Jazeker, daar komen we nu op. Met de terugkeer van Alfa in de Formule 1 en de retour van de Franse GP op Circuit Paul Ricard leek het de persafdeling van Alfa Romeo namelijk een uitermate goed idee om het autojournaille met een Stelvio Quadrifoglio los te laten op het kersverse asfalt van het roemruchte circuit. Welnu, daar waren wij het direct roerend mee eens. Een SUV met 510 pk vermogen en 600 Nm koppel pushen op een Formule 1-­ circuit? Mais bien sûr!
Voor we daartoe komen, eerst even wat huishoudelijke, doch informatieve mededelingen. De Alfa Romeo Stelvio Quadrifoglio, of Stelvio Q, is volgens Alfa Romeo géén opgepepte versie van de reguliere Stelvio.

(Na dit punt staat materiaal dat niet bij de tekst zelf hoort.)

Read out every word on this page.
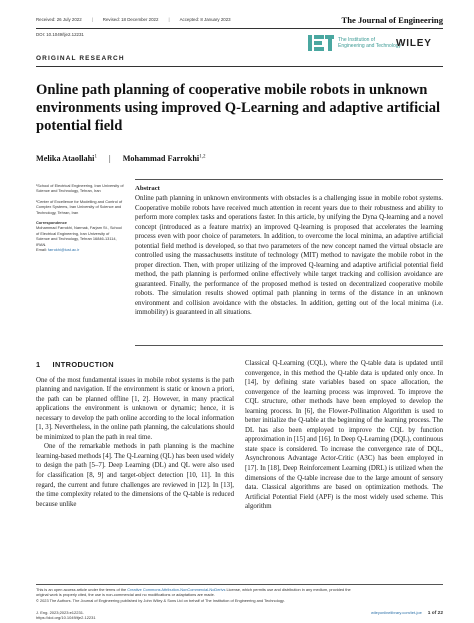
Received: 26 July 2022 | Revised: 18 December 2022 | Accepted: 8 January 2023	The Journal of Engineering
DOI: 10.1049/tje2.12231
The Institution of
Engineering and Technology
WILEY
ORIGINAL RESEARCH
Online path planning of cooperative mobile robots in unknown environments using improved Q-Learning and adaptive artificial potential field
Melika Ataollahi$^1$ | Mohammad Farrokhi$^{1,2}$

¹School of Electrical Engineering, Iran University of Science and Technology, Tehran, Iran

²Center of Excellence for Modelling and Control of Complex Systems, Iran University of Science and Technology, Tehran, Iran

Correspondence

Mohammad Farrokhi, Narmak, Farjam St., School of Electrical Engineering, Iran University of Science and Technology, Tehran 16846-13114, IRAN.

Email: farrokhi@iust.ac.ir

Abstract

Online path planning in unknown environments with obstacles is a challenging issue in mobile robot systems. Cooperative mobile robots have received much attention in recent years due to their robustness and ability to perform more complex tasks and operations faster. In this article, by unifying the Dyna Q-learning and a novel concept (introduced as a feature matrix) an improved Q-learning is proposed that accelerates the learning process even with poor choice of parameters. In addition, to overcome the local minima, an adaptive artificial potential field method is developed, so that two parameters of the new concept named the virtual obstacle are controlled using the massachusetts institute of technology (MIT) method to navigate the mobile robot in the proper direction. Then, with proper utilizing of the improved Q-learning and adaptive artificial potential field method, the path planning is performed online effectively while target tracking and collision avoidance are guaranteed. Finally, the performance of the proposed method is tested on decentralized cooperative mobile robots. The simulation results showed optimal path planning in terms of the distance in an unknown environment and collision avoidance with the obstacles. In addition, getting out of the local minima (i.e. immobility) is guaranteed in all situations.

1 INTRODUCTION

One of the most fundamental issues in mobile robot systems is the path planning and navigation. If the environment is static or known a priori, the path can be planned offline [1, 2]. However, in many practical applications the environment is unknown or dynamic; hence, it is necessary to develop the path online according to the local information [1, 3]. Nevertheless, in the online path planning, the calculations should be minimized to plan the path in real time.

One of the remarkable methods in path planning is the machine learning-based methods [4]. The Q-Learning (QL) has been used widely to design the path [5–7]. Deep Learning (DL) and QL were also used for classification [8, 9] and target-object detection [10, 11]. In this regard, the current and future challenges are reviewed in [12]. In [13], the time complexity related to the dimensions of the Q-table is reduced because unlike

Classical Q-Learning (CQL), where the Q-table data is updated until convergence, in this method the Q-table data is updated only once. In [14], by defining state variables based on space allocation, the convergence of the learning process was improved. To improve the CQL structure, other methods have been employed to develop the learning process. In [6], the Flower-Pollination Algorithm is used to better initialize the Q-table at the beginning of the learning process. The DL has also been employed to improve the CQL by function approximation in [15] and [16]. In Deep Q-Learning (DQL), continuous state space is considered. To increase the convergence rate of DQL, Asynchronous Advantage Actor-Critic (A3C) has been employed in [17]. In [18], Deep Reinforcement Learning (DRL) is utilized when the dimensions of the Q-table increase due to the large amount of sensory data. Classical algorithms are based on optimization methods. The Artificial Potential Field (APF) is the most widely used scheme. This algorithm

This is an open access article under the terms of the Creative Commons Attribution-NonCommercial-NoDerivs License, which permits use and distribution in any medium, provided the
original work is properly cited, the use is non-commercial and no modifications or adaptations are made.
© 2023 The Authors. The Journal of Engineering published by John Wiley & Sons Ltd on behalf of The Institution of Engineering and Technology.
J. Eng. 2023;2023:e12231.
https://doi.org/10.1049/tje2.12231
wileyonlinelibrary.com/iet-joe 1 of 22
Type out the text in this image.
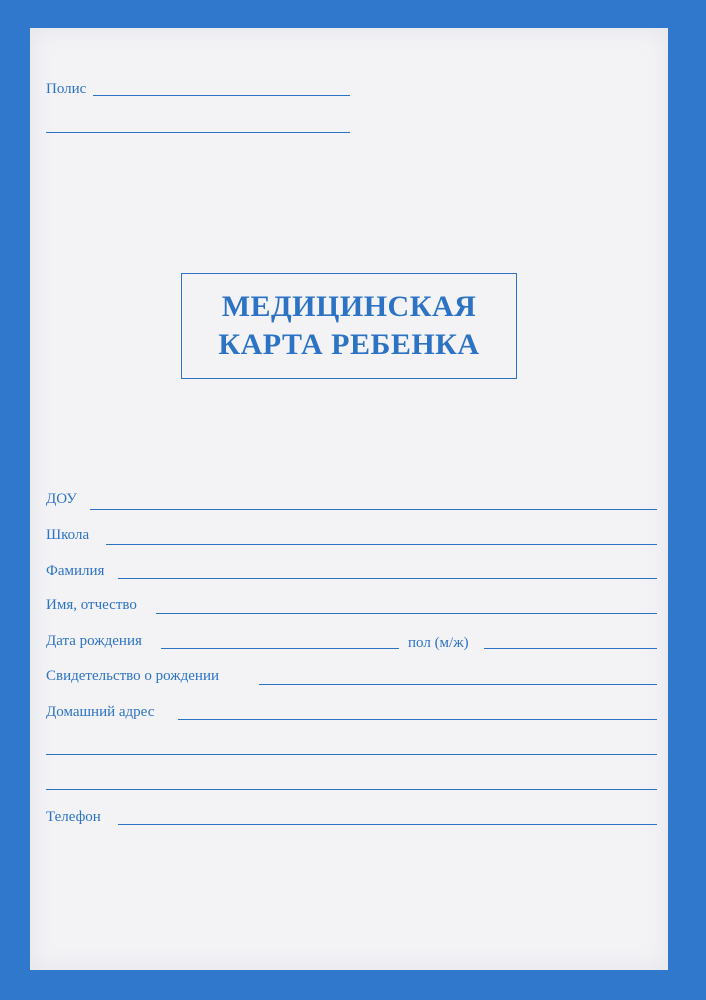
Полис
МЕДИЦИНСКАЯ
КАРТА РЕБЕНКА
ДОУ
Школа
Фамилия
Имя, отчество
Дата рождения	пол (м/ж)
Свидетельство о рождении
Домашний адрес
Телефон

Alfa ontwikkelde naar eigen zeggen, zoals dat ook bij de Giulia het geval was, eerst deze auto, om ’m daarna te downtunen tot de tamme(re) straatversies die de meeste klanten zullen bestellen. Je leest het goed: deze auto – die met een tijd van 7:51,7 het ronderecord voor SUV’s op de Nürburg­ring op z’n naam zette – was het uitgangspunt en dus helemaal de bedoeling. Mochten de specs op deze ­pagina je een tikkie bekend voorkomen: dat kan kloppen. De Stelvio Q staat op hetzelfde platform als de Giulia Q, heeft hetzelfde onderstel, gebruikt dezelfde sequentiële achttraps automaatbak én deelt de 2,9-liter V6 biturbo. Je weet wel, dat lichtmetalen blok met roots in de ­Ferrari-fabriek in Maranello. Alleen staat de Stelvio ietsje hoger, heeft hij vier- in plaats van achterwielaandrijving, weegt hij wat meer en is de kofferbak ruim genoeg om een bescheiden feestje te realiseren.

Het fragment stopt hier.